Researchers from the University of Delaware, Baltimore County, and the University of Illinois Urbana - Champaign worked on the study through the Beckman Institute for Advanced Science and Technology at Illinois.

"Coming into this study, we did not know if all carbon dots are only mediocre emitters or if some were perfect and others were bad," said Martin Gruebele, a chemistry professor from Illinois who also led the study. He adds that should they demonstrate the existence of good and bad carbon nanodots; there might emerge a method for choosing which ones to use as quantum dots in the future.

To see the good ones from the bad, Gruebele noted that the first step is to observe these carbon nanodots. This is particularly challenging since these are materials less than 10 nanometers in diameter. When excited, this could only emit light in the range of picoseconds, or one-trillionth of a second.

Capturing Good Carbon Nanodots in the Flesh

"Using our previously developed single-molecule absorption scanning tunneling microscope, we could only image excited states with no time resolution," Gruebele explains. He further adds that in their study, they can now record quantum dots still in their excited state by combining two technologies: true nanometer space resolution and femtosecond time resolution.

With these technologies, researchers found out that the energy excitation leads to one of two possible outcomes: either the carbon nanodots emit light themselves or release the received energy as heat before the nanodots light up.

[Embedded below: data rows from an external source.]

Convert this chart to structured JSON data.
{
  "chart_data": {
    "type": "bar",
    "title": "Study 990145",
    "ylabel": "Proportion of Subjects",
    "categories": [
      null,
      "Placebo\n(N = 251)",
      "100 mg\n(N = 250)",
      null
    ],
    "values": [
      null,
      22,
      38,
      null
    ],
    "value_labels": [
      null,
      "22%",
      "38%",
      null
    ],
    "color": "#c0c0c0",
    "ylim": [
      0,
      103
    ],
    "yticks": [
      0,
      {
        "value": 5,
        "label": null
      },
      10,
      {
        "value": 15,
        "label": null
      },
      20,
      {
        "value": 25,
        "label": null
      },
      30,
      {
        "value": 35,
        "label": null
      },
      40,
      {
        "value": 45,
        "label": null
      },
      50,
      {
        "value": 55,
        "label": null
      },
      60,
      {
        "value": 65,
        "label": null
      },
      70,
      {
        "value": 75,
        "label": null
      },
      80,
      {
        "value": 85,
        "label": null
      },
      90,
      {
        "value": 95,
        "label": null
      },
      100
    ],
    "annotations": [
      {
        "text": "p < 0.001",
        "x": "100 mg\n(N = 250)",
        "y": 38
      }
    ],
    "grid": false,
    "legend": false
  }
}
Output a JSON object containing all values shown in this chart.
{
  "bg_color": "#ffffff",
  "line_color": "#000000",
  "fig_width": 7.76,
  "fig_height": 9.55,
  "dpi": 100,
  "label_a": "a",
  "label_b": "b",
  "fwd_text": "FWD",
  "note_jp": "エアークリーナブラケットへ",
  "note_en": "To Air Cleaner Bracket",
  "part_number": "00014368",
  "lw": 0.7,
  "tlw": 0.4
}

In a given population of these small materials, researchers report that about twenty percent of these carbon nanodots are "perfect emitters." In comparison, the rest - 80 percent of them - only have a very short light emission state before giving the energy off as heat.

"Being able to see that there are different populations tells us that it may be possible to purify carbon dot populations by selecting only the perfect light emitters," Gruebele notes.

Existing metal quantum dots are used in the field of science and medicine as a precise way of checking the health of living cells. Having a safe, non-toxic, and cost-effective option will be a great advancement in the field.